Les femmes dans la résistance

Moins nombreuses que les hommes, les femmes représentent 15 à 20 % des résistants et environ 15 % des déportés politiques.

Elles sont généralement cantonnées à des rôles subalternes. Lucie Aubrac, résistante emblématique, n'a en fait jamais eu de rôle défini dans la hiérarchie du mouvement Libération-Sud. Hélène Viannay, encore plus diplômée que son mari Philippe Viannay, le fondateur de Défense de la France, n'écrit jamais d’article pour le journal clandestin du même nom, pas plus que les autres compagnes des chefs de D.F, alors qu'elles assistent à toutes les réunions de rédaction. En revanche, Suzanne Buisson, cofondatrice du Comité d'action socialiste (C.A.S) en est la trésorière jusqu’à son arrestation. Une seule femme, Marie-Madeleine Fourcade, est chef de réseau "en faisant croire aux Britanniques que le vrai chef d'Alliance est un homme". Aucune n'est chef d'un mouvement, d'un maquis ou d'un Comité de Libération, ni commissaire de la République ou ministre à la Libération.

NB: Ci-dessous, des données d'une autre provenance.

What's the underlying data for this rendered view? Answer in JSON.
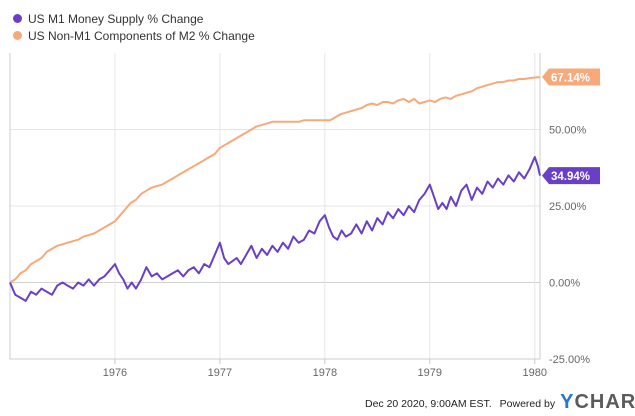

Seule une minorité très restreinte prend part à la lutte armée. Alors que les femmes sont des figures typiques, redoutées et assez nombreuses dans les mouvements de partisans en Italie, en Grèce, en Yougoslavie et en U.R.S.S occupées, elles sont la portion congrue dans les maquis de France peut-être parce qu'elles ne sont pas soumises au S.T.O et n'ont pas besoin de le fuir.

Les femmes organisent des manifestations de ménagères dès 1940, sont actives dans les comités populaires du P.C.F clandestin, omniprésentes dans les encouragements et l'aide matérielle aux grévistes, ainsi qu'aux réfractaires des maquis. Elles sont indispensables comme dactylos, secrétaires, elles frappent, les stencils pour les tracts, elles participent à l’élaboration de faux papiers. Postières elles interceptent les informations téléphoniques, et, renseignent ainsi la Résistance.

Elles cachent et sauvent des enfants, ou des familles juives. Le corps médical féminin aura une place prépondérante, tant dans les hôpitaux que dans leurs efforts de soins dans la clandestinité. Elles participeront également beaucoup à l’élaboration d’attentats en repérant préalablement les lieux, mais aussi en fabricant elles mêmes les explosifs .Parfois passeuses de col, pour franchir les frontières de l’hexagone. Mais c’est surtout comme agents de liaison qu’elles seront employées, en partie parce que les allemands, se méfiaient moins des femmes, et que les innombrables contrôles d'identité dirigés contre les réfractaires au S.T.O ne les concernent pas.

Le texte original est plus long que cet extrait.